I know, I know, I should hold my horses and wait for you two to catch up; but after the dynamite climax of "Mount Doom," I was just giddy with excitement to return to the Front to formally witness the fall of Sauron and defeat of Mordor up close and personal! So was it worth it to barrel ahead like this?
Sure. I guess.
Probably anything and everything was going to feel like a come-down after "Mount Doom"; nevertheless, after all of this struggle and set-backs and existential threats, the end of the War of the Ring can't help but feel rather perfunctory. It just sorta...ends. Frodo and Sam are promptly picked up by Gandalf and the Eagles. Sauron rises as a great shadow and promptly disperses to the winds--as opaque and incomprehensible as he ever was--as does the massive Mordor military alliance. The Orcs do not carry forth under new leadership, or break apart into a series of Rump States or guerilla fighters or roaming militias, they just simply...scatter. (Where to? Tolkien appears as uninterested in saying as he is in discussing Sauron now that he's dead).
There's an off-hand reference to the forces of Man entering into Mordor to destroy some fortresses, but no reports of armed resistance from the denizens therein, nor of mass-surrender, nor of all those countless slaves being liberated. Rarely has such a massive war had such a clean and decisive finale, with so little messy fall-out.

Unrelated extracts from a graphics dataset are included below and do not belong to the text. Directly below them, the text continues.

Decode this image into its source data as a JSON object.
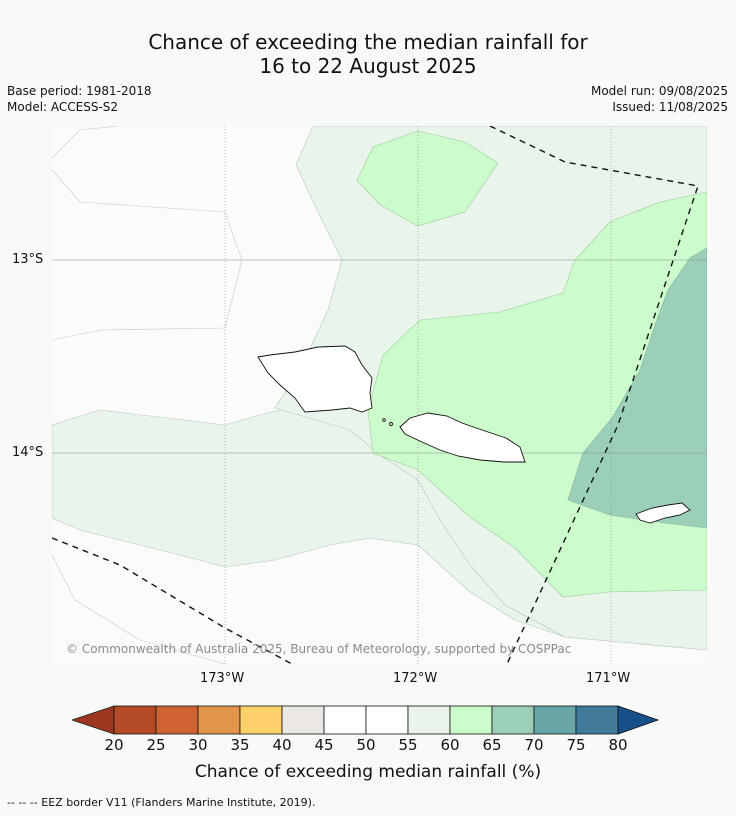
{
  "title": {
    "line1": "Chance of exceeding the median rainfall for",
    "line2": "16 to 22 August 2025"
  },
  "meta": {
    "base_period": "Base period: 1981-2018",
    "model": "Model: ACCESS-S2",
    "model_run": "Model run: 09/08/2025",
    "issued": "Issued: 11/08/2025"
  },
  "map": {
    "lat_labels": [
      "13°S",
      "14°S"
    ],
    "lon_labels": [
      "173°W",
      "172°W",
      "171°W"
    ],
    "copyright": "© Commonwealth of Australia 2025, Bureau of Meteorology, supported by COSPPac",
    "colors": {
      "c40_45": "#eceae6",
      "c55_60": "#e9f4ea",
      "c60_65": "#ccfccc",
      "c65_70": "#9ccfb8"
    }
  },
  "colorbar": {
    "ticks": [
      "20",
      "25",
      "30",
      "35",
      "40",
      "45",
      "50",
      "55",
      "60",
      "65",
      "70",
      "75",
      "80"
    ],
    "colors": [
      "#9c3820",
      "#b44a26",
      "#cf6432",
      "#e0954a",
      "#fdd06a",
      "#ebe8e3",
      "#ffffff",
      "#ffffff",
      "#e9f4ea",
      "#ccfccc",
      "#9ccfb8",
      "#6aa6a8",
      "#427a9c",
      "#174f88"
    ],
    "title": "Chance of exceeding median rainfall (%)"
  },
  "legend": {
    "eez": "--  --  -- EEZ border V11 (Flanders Marine Institute, 2019)."
  }
}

Don't get me wrong, if any set of characters deserved a completely happy ending, it's these folks. But it's almost a little too neat; Frodo's missing finger is the absolute extent of their losses, they even get their clothes and gifts from Galadriel back--and it might as well have been with a bow on top. I know we still have that delightful little detour, "The Scouring of the Shire," to look forward to, but at the moment all I really see coming is the longest denouement ever, and there's not really a whole of lot of dramatic tension therein.